Caught Up in the Air

This entry is part 275 of 331 in the series Inquiring Minds
Image by David Mark from Pixabay

Can you explain rising up into the air during the rapture?

Scripture talks about the rapture in two places specifically. Rapture is Latin for “catching up.” This is the language Paul uses in 1 Thessalonians 4:18 when he talks about the rapture. The Thessalonians were overly concerned they had missed the rapture.

Paul wrote 1 Thessalonians to confirm that they had not missed it despite the intense persecution they faced in their city. Being caught up in the air is described by Paul in 1 Thessalonians 4:17 and 1 Corinthians 15:50-57.

In 1 Thessalonians 4:17, we get the clear indication that there’ll be a two-stage rapture. I mean this in the sense that the dead in Christ will first rise and meet the Lord in the air (1 Thessalonians 4:16). After they meet the Lord in the air, then those who are alive in Christ at the time of his return will also join him in the air (1 Thessalonians 4:18).

There is a bit of mystery for us in this “catching up into the air.” We don’t know what it will be like. It almost sounds a bit like Elijah going up into heaven in the chariot with whirlwinds. But we really don’t know exactly how it will happen.

First Corinthians 15:50-57 gives more clarification of what it will be like. Paul says that our bodies will be changed from a perishable body to an imperishable, eternal one (1 Corinthians 15:50-51).

Whether it is the saints who have already died or those who are still alive at the coming of Christ, all of our bodies will be changed into these imperishable, heavenly and eternal bodies.

Paul continues to describe how we will meet the Lord.

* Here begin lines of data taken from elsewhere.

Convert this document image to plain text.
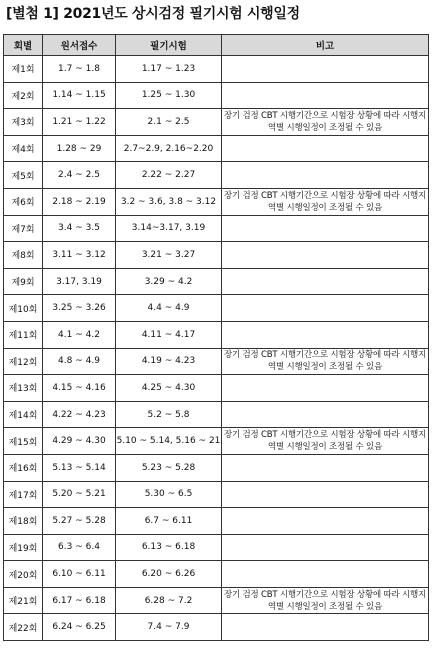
[별첨 1] 2021년도 상시검정 필기시험 시행일정
회별	원서접수	필기시험	비고
제1회	1.7 ~ 1.8	1.17 ~ 1.23	
제2회	1.14 ~ 1.15	1.25 ~ 1.30	
제3회	1.21 ~ 1.22	2.1 ~ 2.5	장기 검정 CBT 시행기간으로 시험장 상황에 따라 시행지역별 시행일정이 조정될 수 있음
제4회	1.28 ~ 29	2.7~2.9, 2.16~2.20	
제5회	2.4 ~ 2.5	2.22 ~ 2.27	
제6회	2.18 ~ 2.19	3.2 ~ 3.6, 3.8 ~ 3.12	장기 검정 CBT 시행기간으로 시험장 상황에 따라 시행지역별 시행일정이 조정될 수 있음
제7회	3.4 ~ 3.5	3.14~3.17, 3.19	
제8회	3.11 ~ 3.12	3.21 ~ 3.27	
제9회	3.17, 3.19	3.29 ~ 4.2	
제10회	3.25 ~ 3.26	4.4 ~ 4.9	
제11회	4.1 ~ 4.2	4.11 ~ 4.17	
제12회	4.8 ~ 4.9	4.19 ~ 4.23	장기 검정 CBT 시행기간으로 시험장 상황에 따라 시행지역별 시행일정이 조정될 수 있음
제13회	4.15 ~ 4.16	4.25 ~ 4.30	
제14회	4.22 ~ 4.23	5.2 ~ 5.8	
제15회	4.29 ~ 4.30	5.10 ~ 5.14, 5.16 ~ 21	장기 검정 CBT 시행기간으로 시험장 상황에 따라 시행지역별 시행일정이 조정될 수 있음
제16회	5.13 ~ 5.14	5.23 ~ 5.28	
제17회	5.20 ~ 5.21	5.30 ~ 6.5	
제18회	5.27 ~ 5.28	6.7 ~ 6.11	
제19회	6.3 ~ 6.4	6.13 ~ 6.18	
제20회	6.10 ~ 6.11	6.20 ~ 6.26	
제21회	6.17 ~ 6.18	6.28 ~ 7.2	장기 검정 CBT 시행기간으로 시험장 상황에 따라 시행지역별 시행일정이 조정될 수 있음
제22회	6.24 ~ 6.25	7.4 ~ 7.9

It will happen so quickly that we will be here one moment and in the clouds the next. Paul says it will be “in the twinkling of an eye” (1 Corinthians 15:52).

As Paul mentioned in 1 Thessalonians 4:13-18, there will be a final trumpet sound when Christ arrives in the clouds (1 Corinthians 15:52). This is how we know he is speaking of the same event. First, the dead saints will rise, and then the living saints join them.

In 1 Thessalonians, Paul is concerned about making sure the Thessalonian saints know what’s going to happen and that they haven’t missed the rapture. But in 1 Corinthians, Paul explains how and what will happen. He is concerned more about how our bodies will be changed in that moment.

The only other thing that Scripture talks about when it talks about the rapture, our catching up to be with the Lord in the air, in the clouds forever in heaven, is that it will be the moment of victory for Christ and us (1 Corinthians 15:54-57).

This is the moment of resurrection, Jesus the first to be raised from the dead as the firstfruits. Then, all of the saints will see God’s glory as the promise of resurrection happens before our eyes. We will experience the hope of resurrection in the rapture.

We will be joined with Christ forever in heaven. It is a glorious hope that we wait for. It is the promise that we must stand steadfast and wait for. We will see our Lord once and for all, and all of God’s promises will be fulfilled.